The Christian Institute has threatened to take legal action against the Scottish Government if they proceed with plans to ban conversion therapy. Christians fear that the draft legislation contains only a “handful of vague criteria for what constitutes a conversion practice”. It causes a great deal of concern that pastors who share traditional views and parents who try to stop their children from transitioning will be penalised. Women’s groups have also expressed unease about the law, seeing it as a form of gender self-identification. 

According to Joanna Cook, a public affairs officer at The Christian Institute, the current draft is “vaguely worded, dangerously broad, and would catch innocent, harmless behaviour. There are already strong laws on the statute book to protect gay and trans people. Existing law thankfully tackles verbal and physical abuse in Scotland today. But those campaigning for a law on conversion practices aren’t content with that. They want a new speech crime, a thought crime. And, I’m afraid the Scottish government’s proposals give them that. They would hand the courts very broad powers to restrict the free speech of individuals based purely on activists’ speculation about what they might say to gay or trans people.

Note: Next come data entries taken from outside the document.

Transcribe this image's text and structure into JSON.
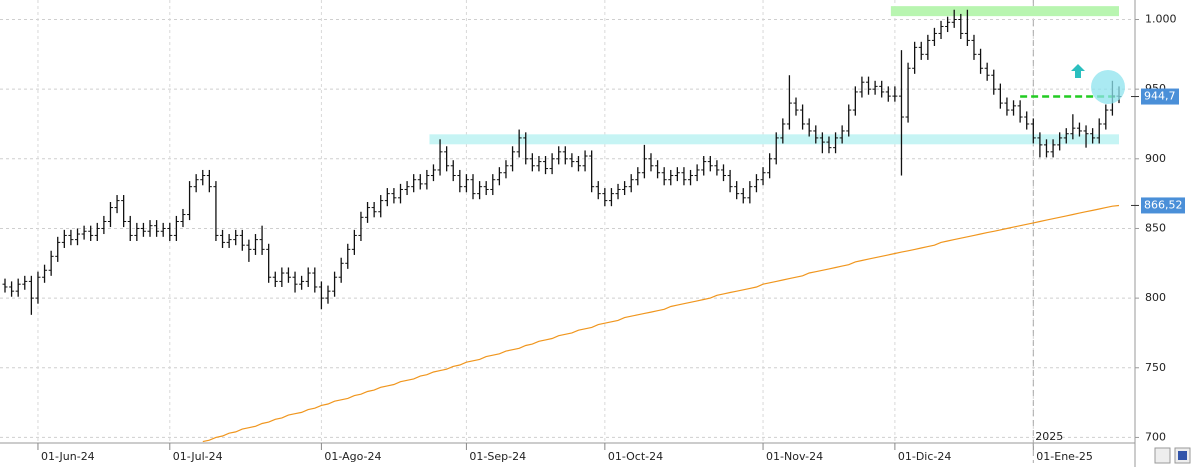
{
  "chart_data": {
    "type": "ohlc",
    "bar_color": "#111111",
    "ylim": [
      696,
      1014
    ],
    "yticks": [
      700,
      750,
      800,
      850,
      900,
      950,
      {
        "value": 1000,
        "label": "1.000"
      }
    ],
    "grid": true,
    "categories": [
      null,
      null,
      null,
      null,
      null,
      "01-Jun-24",
      null,
      null,
      null,
      null,
      null,
      null,
      null,
      null,
      null,
      null,
      null,
      null,
      null,
      null,
      null,
      null,
      null,
      null,
      null,
      "01-Jul-24",
      null,
      null,
      null,
      null,
      null,
      null,
      null,
      null,
      null,
      null,
      null,
      null,
      null,
      null,
      null,
      null,
      null,
      null,
      null,
      null,
      null,
      null,
      "01-Ago-24",
      null,
      null,
      null,
      null,
      null,
      null,
      null,
      null,
      null,
      null,
      null,
      null,
      null,
      null,
      null,
      null,
      null,
      null,
      null,
      null,
      null,
      "01-Sep-24",
      null,
      null,
      null,
      null,
      null,
      null,
      null,
      null,
      null,
      null,
      null,
      null,
      null,
      null,
      null,
      null,
      null,
      null,
      null,
      null,
      "01-Oct-24",
      null,
      null,
      null,
      null,
      null,
      null,
      null,
      null,
      null,
      null,
      null,
      null,
      null,
      null,
      null,
      null,
      null,
      null,
      null,
      null,
      null,
      null,
      null,
      "01-Nov-24",
      null,
      null,
      null,
      null,
      null,
      null,
      null,
      null,
      null,
      null,
      null,
      null,
      null,
      null,
      null,
      null,
      null,
      null,
      null,
      "01-Dic-24",
      null,
      null,
      null,
      null,
      null,
      null,
      null,
      null,
      null,
      null,
      null,
      null,
      null,
      null,
      null,
      null,
      null,
      null,
      null,
      null,
      "01-Ene-25",
      null,
      null,
      null,
      null,
      null,
      null,
      null,
      null,
      null,
      null,
      null,
      null,
      null
    ],
    "year_marker": {
      "label": "2025",
      "index": 156
    },
    "ohlc": [
      [
        810,
        814,
        804,
        808
      ],
      [
        808,
        812,
        801,
        805
      ],
      [
        805,
        814,
        801,
        810
      ],
      [
        810,
        816,
        806,
        812
      ],
      [
        812,
        816,
        788,
        800
      ],
      [
        800,
        819,
        796,
        815
      ],
      [
        815,
        824,
        811,
        820
      ],
      [
        820,
        834,
        816,
        830
      ],
      [
        830,
        844,
        826,
        840
      ],
      [
        840,
        849,
        836,
        845
      ],
      [
        845,
        849,
        838,
        842
      ],
      [
        842,
        850,
        838,
        846
      ],
      [
        846,
        852,
        842,
        848
      ],
      [
        848,
        852,
        841,
        845
      ],
      [
        845,
        854,
        841,
        850
      ],
      [
        850,
        859,
        846,
        855
      ],
      [
        855,
        869,
        851,
        865
      ],
      [
        865,
        874,
        861,
        870
      ],
      [
        870,
        874,
        851,
        855
      ],
      [
        855,
        859,
        841,
        845
      ],
      [
        845,
        854,
        841,
        850
      ],
      [
        850,
        854,
        844,
        848
      ],
      [
        848,
        856,
        844,
        852
      ],
      [
        852,
        856,
        844,
        848
      ],
      [
        848,
        854,
        844,
        850
      ],
      [
        850,
        854,
        841,
        845
      ],
      [
        845,
        859,
        841,
        855
      ],
      [
        855,
        864,
        851,
        860
      ],
      [
        860,
        884,
        856,
        880
      ],
      [
        880,
        889,
        876,
        885
      ],
      [
        885,
        892,
        881,
        888
      ],
      [
        888,
        892,
        876,
        880
      ],
      [
        880,
        884,
        841,
        845
      ],
      [
        845,
        849,
        836,
        840
      ],
      [
        840,
        846,
        836,
        842
      ],
      [
        842,
        849,
        838,
        845
      ],
      [
        845,
        849,
        834,
        838
      ],
      [
        838,
        842,
        826,
        835
      ],
      [
        835,
        846,
        831,
        842
      ],
      [
        842,
        852,
        831,
        835
      ],
      [
        835,
        839,
        811,
        815
      ],
      [
        815,
        819,
        808,
        812
      ],
      [
        812,
        822,
        808,
        818
      ],
      [
        818,
        822,
        811,
        815
      ],
      [
        815,
        819,
        804,
        810
      ],
      [
        810,
        816,
        806,
        812
      ],
      [
        812,
        822,
        808,
        818
      ],
      [
        818,
        822,
        804,
        808
      ],
      [
        808,
        812,
        792,
        800
      ],
      [
        800,
        809,
        796,
        805
      ],
      [
        805,
        819,
        801,
        815
      ],
      [
        815,
        829,
        811,
        825
      ],
      [
        825,
        839,
        821,
        835
      ],
      [
        835,
        849,
        831,
        845
      ],
      [
        845,
        862,
        841,
        858
      ],
      [
        858,
        869,
        854,
        865
      ],
      [
        865,
        869,
        858,
        862
      ],
      [
        862,
        874,
        858,
        870
      ],
      [
        870,
        879,
        866,
        875
      ],
      [
        875,
        879,
        868,
        872
      ],
      [
        872,
        882,
        868,
        878
      ],
      [
        878,
        884,
        874,
        880
      ],
      [
        880,
        889,
        876,
        885
      ],
      [
        885,
        889,
        878,
        882
      ],
      [
        882,
        892,
        878,
        888
      ],
      [
        888,
        896,
        884,
        892
      ],
      [
        892,
        914,
        888,
        905
      ],
      [
        905,
        909,
        891,
        895
      ],
      [
        895,
        899,
        884,
        888
      ],
      [
        888,
        892,
        876,
        880
      ],
      [
        880,
        889,
        876,
        885
      ],
      [
        885,
        889,
        871,
        875
      ],
      [
        875,
        884,
        871,
        880
      ],
      [
        880,
        884,
        874,
        878
      ],
      [
        878,
        889,
        874,
        885
      ],
      [
        885,
        894,
        881,
        890
      ],
      [
        890,
        899,
        886,
        895
      ],
      [
        895,
        909,
        891,
        905
      ],
      [
        905,
        921,
        901,
        915
      ],
      [
        915,
        919,
        896,
        900
      ],
      [
        900,
        904,
        891,
        895
      ],
      [
        895,
        902,
        891,
        898
      ],
      [
        898,
        902,
        889,
        893
      ],
      [
        893,
        904,
        889,
        900
      ],
      [
        900,
        909,
        896,
        905
      ],
      [
        905,
        909,
        896,
        900
      ],
      [
        900,
        904,
        894,
        898
      ],
      [
        898,
        902,
        891,
        895
      ],
      [
        895,
        906,
        891,
        902
      ],
      [
        902,
        906,
        876,
        880
      ],
      [
        880,
        884,
        871,
        875
      ],
      [
        875,
        879,
        866,
        870
      ],
      [
        870,
        879,
        866,
        875
      ],
      [
        875,
        882,
        871,
        878
      ],
      [
        878,
        884,
        874,
        880
      ],
      [
        880,
        889,
        876,
        885
      ],
      [
        885,
        894,
        881,
        890
      ],
      [
        890,
        910,
        886,
        900
      ],
      [
        900,
        904,
        891,
        895
      ],
      [
        895,
        899,
        886,
        890
      ],
      [
        890,
        894,
        881,
        885
      ],
      [
        885,
        892,
        881,
        888
      ],
      [
        888,
        894,
        884,
        890
      ],
      [
        890,
        894,
        881,
        885
      ],
      [
        885,
        892,
        881,
        888
      ],
      [
        888,
        896,
        884,
        892
      ],
      [
        892,
        902,
        888,
        898
      ],
      [
        898,
        902,
        891,
        895
      ],
      [
        895,
        899,
        888,
        892
      ],
      [
        892,
        896,
        884,
        888
      ],
      [
        888,
        892,
        876,
        880
      ],
      [
        880,
        884,
        871,
        875
      ],
      [
        875,
        879,
        868,
        872
      ],
      [
        872,
        884,
        868,
        880
      ],
      [
        880,
        889,
        876,
        885
      ],
      [
        885,
        894,
        881,
        890
      ],
      [
        890,
        904,
        886,
        900
      ],
      [
        900,
        919,
        896,
        915
      ],
      [
        915,
        929,
        911,
        925
      ],
      [
        925,
        960,
        921,
        940
      ],
      [
        940,
        944,
        931,
        935
      ],
      [
        935,
        939,
        921,
        925
      ],
      [
        925,
        929,
        916,
        920
      ],
      [
        920,
        924,
        911,
        915
      ],
      [
        915,
        919,
        904,
        912
      ],
      [
        912,
        916,
        904,
        908
      ],
      [
        908,
        919,
        904,
        915
      ],
      [
        915,
        924,
        911,
        920
      ],
      [
        920,
        939,
        916,
        935
      ],
      [
        935,
        952,
        931,
        948
      ],
      [
        948,
        959,
        944,
        955
      ],
      [
        955,
        959,
        946,
        950
      ],
      [
        950,
        956,
        946,
        952
      ],
      [
        952,
        956,
        944,
        948
      ],
      [
        948,
        952,
        941,
        945
      ],
      [
        945,
        952,
        941,
        945
      ],
      [
        945,
        978,
        888,
        930
      ],
      [
        930,
        969,
        926,
        965
      ],
      [
        965,
        984,
        961,
        980
      ],
      [
        980,
        984,
        971,
        975
      ],
      [
        975,
        989,
        971,
        985
      ],
      [
        985,
        994,
        981,
        990
      ],
      [
        990,
        999,
        986,
        995
      ],
      [
        995,
        1002,
        991,
        998
      ],
      [
        998,
        1007,
        994,
        1000
      ],
      [
        1000,
        1004,
        986,
        990
      ],
      [
        990,
        1007,
        981,
        985
      ],
      [
        985,
        989,
        971,
        975
      ],
      [
        975,
        979,
        961,
        965
      ],
      [
        965,
        969,
        956,
        960
      ],
      [
        960,
        964,
        946,
        950
      ],
      [
        950,
        954,
        936,
        940
      ],
      [
        940,
        944,
        931,
        935
      ],
      [
        935,
        942,
        931,
        938
      ],
      [
        938,
        942,
        926,
        930
      ],
      [
        930,
        934,
        921,
        925
      ],
      [
        925,
        929,
        911,
        915
      ],
      [
        915,
        919,
        901,
        910
      ],
      [
        910,
        914,
        901,
        905
      ],
      [
        905,
        914,
        901,
        910
      ],
      [
        910,
        919,
        906,
        915
      ],
      [
        915,
        922,
        911,
        918
      ],
      [
        918,
        932,
        914,
        922
      ],
      [
        922,
        926,
        916,
        920
      ],
      [
        920,
        924,
        908,
        918
      ],
      [
        918,
        922,
        911,
        915
      ],
      [
        915,
        929,
        911,
        925
      ],
      [
        925,
        939,
        921,
        935
      ],
      [
        935,
        956,
        931,
        945
      ],
      [
        945,
        952,
        940,
        944.7
      ]
    ],
    "ma": {
      "color": "#f0961e",
      "value_label": "866,52",
      "values": [
        null,
        null,
        null,
        null,
        null,
        null,
        null,
        null,
        null,
        null,
        null,
        null,
        null,
        null,
        null,
        null,
        null,
        null,
        null,
        null,
        null,
        null,
        null,
        null,
        null,
        null,
        null,
        null,
        null,
        null,
        697,
        698,
        700,
        701,
        703,
        704,
        706,
        707,
        708,
        710,
        711,
        713,
        714,
        716,
        717,
        718,
        720,
        721,
        723,
        724,
        726,
        727,
        728,
        730,
        731,
        733,
        734,
        736,
        737,
        738,
        740,
        741,
        742,
        744,
        745,
        747,
        748,
        749,
        751,
        752,
        754,
        755,
        756,
        758,
        759,
        760,
        762,
        763,
        764,
        766,
        767,
        769,
        770,
        771,
        773,
        774,
        775,
        777,
        778,
        779,
        781,
        782,
        783,
        784,
        786,
        787,
        788,
        789,
        790,
        791,
        792,
        794,
        795,
        796,
        797,
        798,
        799,
        800,
        802,
        803,
        804,
        805,
        806,
        807,
        808,
        810,
        811,
        812,
        813,
        814,
        815,
        816,
        818,
        819,
        820,
        821,
        822,
        823,
        824,
        826,
        827,
        828,
        829,
        830,
        831,
        832,
        833,
        834,
        835,
        836,
        837,
        838,
        840,
        841,
        842,
        843,
        844,
        845,
        846,
        847,
        848,
        849,
        850,
        851,
        852,
        853,
        854,
        855,
        856,
        857,
        858,
        859,
        860,
        861,
        862,
        863,
        864,
        865,
        866,
        866.52
      ]
    },
    "last_price": {
      "value": 944.7,
      "label": "944,7",
      "color": "#22cc22"
    },
    "bands": [
      {
        "value": 1006,
        "from": 135,
        "color": "#b8f5b0"
      },
      {
        "value": 914,
        "from": 65,
        "color": "#c6f4f4"
      }
    ]
  }
}
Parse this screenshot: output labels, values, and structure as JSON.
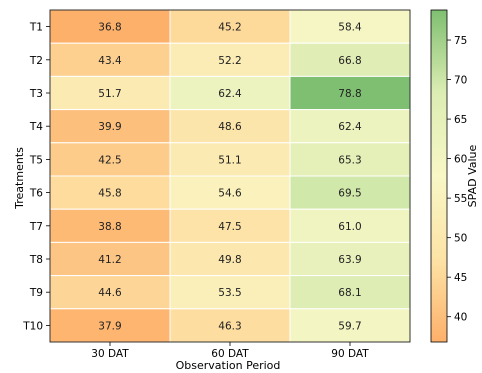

Our solicitors wrote to the government, preparing the ground for judicial review in February 2022. If Parliament passes a law that tramples on basic freedom of speech and religion, we are ready to challenge it all the way to the Supreme Court if necessary.”

Mrs Cook referred to a mother who might try to prevent her son from going to school wearing a dress and makeup. Under the proposed draft law, she would have committed a crime and would be prosecuted.

Human rights lawyer Aidan O’Neill KC, who provides legal aid to the Christian Institute, stated that the proposed ban risks criminalising the Christian ethics and traditions of churches and parents who want to protect their children from radical trans ideology.